Autre point de rupture majeur: l’intégration des soins psychiatriques aux détenus au Département de la sécurité et de l’économie (DSE). Jean-Pierre Restellini met en garde en rappelant son expérience: «Lorsque j’étais chef du service médical à Champ-Dollon, le directeur de l’époque m’avait demandé d’augmenter globalement la dose de psychotropes pour tous les détenus, excités en raison de la canicule… L’éthique médicale interdit ce genre d’acte de contrainte «chimique», ce qu’il avait finalement compris. Lorsque les médecins sont directement rattachés au service du pénitentiaire, tous les dérapages sont possibles.»

Une étude à contresens

Le risque est si grave qu’il fait sortir de sa réserve habituelle le prédécesseur de Panteleimon Giannakopoulos à Curabilis, Hans Wolff. Le Genevois a pris connaissance récemment de l’étude et se prononce en tant que membre du Comité européen pour la prévention de la torture. «Elle comporte de graves erreurs et mène sur une fausse piste. Elle fait croire que la médecine pénitentiaire affiliée à la sécurité est une tendance dans les pays du nord de l’Europe. C’est l’inverse! En 1987, la Norvège a rendu les soins en milieu pénitentiaire indépendants des autorités de la sécurité. Depuis, le Royaume-Uni, la France, l’Italie, et cette année la Finlande ont notamment suivi. Pour sa part, Genève a joué un rôle de précurseur mondial en la matière.»

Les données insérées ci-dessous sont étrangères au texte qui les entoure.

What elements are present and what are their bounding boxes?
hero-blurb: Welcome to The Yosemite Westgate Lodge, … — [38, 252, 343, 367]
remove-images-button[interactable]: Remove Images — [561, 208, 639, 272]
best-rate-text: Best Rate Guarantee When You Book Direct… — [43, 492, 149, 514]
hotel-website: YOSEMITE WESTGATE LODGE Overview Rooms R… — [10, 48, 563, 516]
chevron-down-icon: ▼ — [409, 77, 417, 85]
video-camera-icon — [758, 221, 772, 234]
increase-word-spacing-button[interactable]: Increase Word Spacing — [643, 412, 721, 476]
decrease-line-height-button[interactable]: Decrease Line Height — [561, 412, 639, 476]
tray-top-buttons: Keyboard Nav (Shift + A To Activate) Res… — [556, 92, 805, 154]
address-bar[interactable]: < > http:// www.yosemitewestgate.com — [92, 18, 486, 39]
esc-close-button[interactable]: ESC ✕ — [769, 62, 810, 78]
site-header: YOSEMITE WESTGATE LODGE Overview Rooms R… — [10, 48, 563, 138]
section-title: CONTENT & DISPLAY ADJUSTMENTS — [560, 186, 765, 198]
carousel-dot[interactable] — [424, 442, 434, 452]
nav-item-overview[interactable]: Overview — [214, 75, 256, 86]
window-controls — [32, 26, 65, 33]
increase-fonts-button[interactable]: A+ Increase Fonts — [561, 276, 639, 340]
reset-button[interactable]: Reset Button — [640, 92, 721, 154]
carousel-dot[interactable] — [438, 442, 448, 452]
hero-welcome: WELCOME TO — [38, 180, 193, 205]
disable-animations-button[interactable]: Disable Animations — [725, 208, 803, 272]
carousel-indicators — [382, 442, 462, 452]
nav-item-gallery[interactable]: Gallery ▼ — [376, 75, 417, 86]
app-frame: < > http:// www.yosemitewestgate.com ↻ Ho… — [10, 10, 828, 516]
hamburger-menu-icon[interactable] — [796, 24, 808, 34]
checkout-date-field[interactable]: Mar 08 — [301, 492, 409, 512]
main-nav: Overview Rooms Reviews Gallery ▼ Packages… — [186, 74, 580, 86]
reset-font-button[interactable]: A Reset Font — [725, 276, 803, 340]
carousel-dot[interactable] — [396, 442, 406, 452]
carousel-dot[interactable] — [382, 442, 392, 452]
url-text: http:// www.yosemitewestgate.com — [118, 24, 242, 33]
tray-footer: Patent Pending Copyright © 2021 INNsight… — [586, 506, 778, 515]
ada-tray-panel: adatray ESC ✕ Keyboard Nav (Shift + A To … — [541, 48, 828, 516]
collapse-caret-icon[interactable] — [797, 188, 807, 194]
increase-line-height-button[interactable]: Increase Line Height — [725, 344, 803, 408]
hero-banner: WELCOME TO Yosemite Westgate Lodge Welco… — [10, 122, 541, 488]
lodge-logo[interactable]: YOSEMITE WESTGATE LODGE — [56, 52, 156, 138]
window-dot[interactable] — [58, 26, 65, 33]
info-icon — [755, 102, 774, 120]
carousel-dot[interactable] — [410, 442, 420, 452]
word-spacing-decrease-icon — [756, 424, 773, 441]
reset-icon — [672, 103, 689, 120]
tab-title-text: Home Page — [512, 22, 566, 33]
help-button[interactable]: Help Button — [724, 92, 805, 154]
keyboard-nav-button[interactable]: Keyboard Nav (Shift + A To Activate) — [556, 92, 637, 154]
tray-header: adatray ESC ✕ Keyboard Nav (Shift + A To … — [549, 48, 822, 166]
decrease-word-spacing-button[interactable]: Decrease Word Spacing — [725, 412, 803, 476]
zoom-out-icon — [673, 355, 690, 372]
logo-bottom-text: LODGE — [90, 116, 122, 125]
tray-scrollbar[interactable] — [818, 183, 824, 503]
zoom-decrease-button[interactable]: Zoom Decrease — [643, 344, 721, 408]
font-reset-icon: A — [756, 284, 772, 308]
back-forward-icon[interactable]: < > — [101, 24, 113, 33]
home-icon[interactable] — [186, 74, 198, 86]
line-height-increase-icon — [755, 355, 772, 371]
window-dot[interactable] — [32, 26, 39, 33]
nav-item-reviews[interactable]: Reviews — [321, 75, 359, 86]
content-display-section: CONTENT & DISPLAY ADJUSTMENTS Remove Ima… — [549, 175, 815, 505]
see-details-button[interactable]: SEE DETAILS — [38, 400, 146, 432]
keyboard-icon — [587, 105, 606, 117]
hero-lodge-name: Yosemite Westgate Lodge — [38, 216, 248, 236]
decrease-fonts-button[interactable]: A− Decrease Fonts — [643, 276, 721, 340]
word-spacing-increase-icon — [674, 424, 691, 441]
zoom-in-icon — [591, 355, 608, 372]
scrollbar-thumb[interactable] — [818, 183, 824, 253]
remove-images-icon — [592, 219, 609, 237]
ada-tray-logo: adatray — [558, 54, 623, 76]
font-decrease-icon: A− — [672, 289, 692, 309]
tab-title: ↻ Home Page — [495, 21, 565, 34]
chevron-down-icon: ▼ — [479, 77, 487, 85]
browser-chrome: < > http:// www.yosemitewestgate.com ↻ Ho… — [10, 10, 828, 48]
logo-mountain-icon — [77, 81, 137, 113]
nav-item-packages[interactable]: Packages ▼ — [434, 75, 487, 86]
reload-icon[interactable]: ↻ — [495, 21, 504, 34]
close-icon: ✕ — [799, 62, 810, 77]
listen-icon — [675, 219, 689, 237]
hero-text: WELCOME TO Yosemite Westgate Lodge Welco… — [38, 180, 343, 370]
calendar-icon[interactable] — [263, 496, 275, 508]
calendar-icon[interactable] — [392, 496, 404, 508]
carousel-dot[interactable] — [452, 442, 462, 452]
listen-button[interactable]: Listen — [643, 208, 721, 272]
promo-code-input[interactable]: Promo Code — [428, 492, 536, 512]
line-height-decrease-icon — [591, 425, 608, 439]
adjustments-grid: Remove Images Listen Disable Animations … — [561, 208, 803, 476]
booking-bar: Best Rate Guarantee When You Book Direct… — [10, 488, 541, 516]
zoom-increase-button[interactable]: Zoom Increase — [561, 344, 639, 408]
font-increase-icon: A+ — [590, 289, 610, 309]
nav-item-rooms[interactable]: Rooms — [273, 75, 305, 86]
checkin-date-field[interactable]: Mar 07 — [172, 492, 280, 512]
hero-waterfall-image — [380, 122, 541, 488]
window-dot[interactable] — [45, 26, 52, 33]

Et de souligner: «L’indépendance du médical est un atout en termes de formation continue, de surveillance des actions. Elle favorise l’engagement de professionnels de qualité et permet d’éviter les conflits d’intérêts. Tout cela a un impact positif sur la sécurité. C’est un grand principe de médecine défendu par l’ONU et le Comité central d’éthique de l’Académie suisse des sciences médicales.» Comité dont Hans Wolff est aussi membre.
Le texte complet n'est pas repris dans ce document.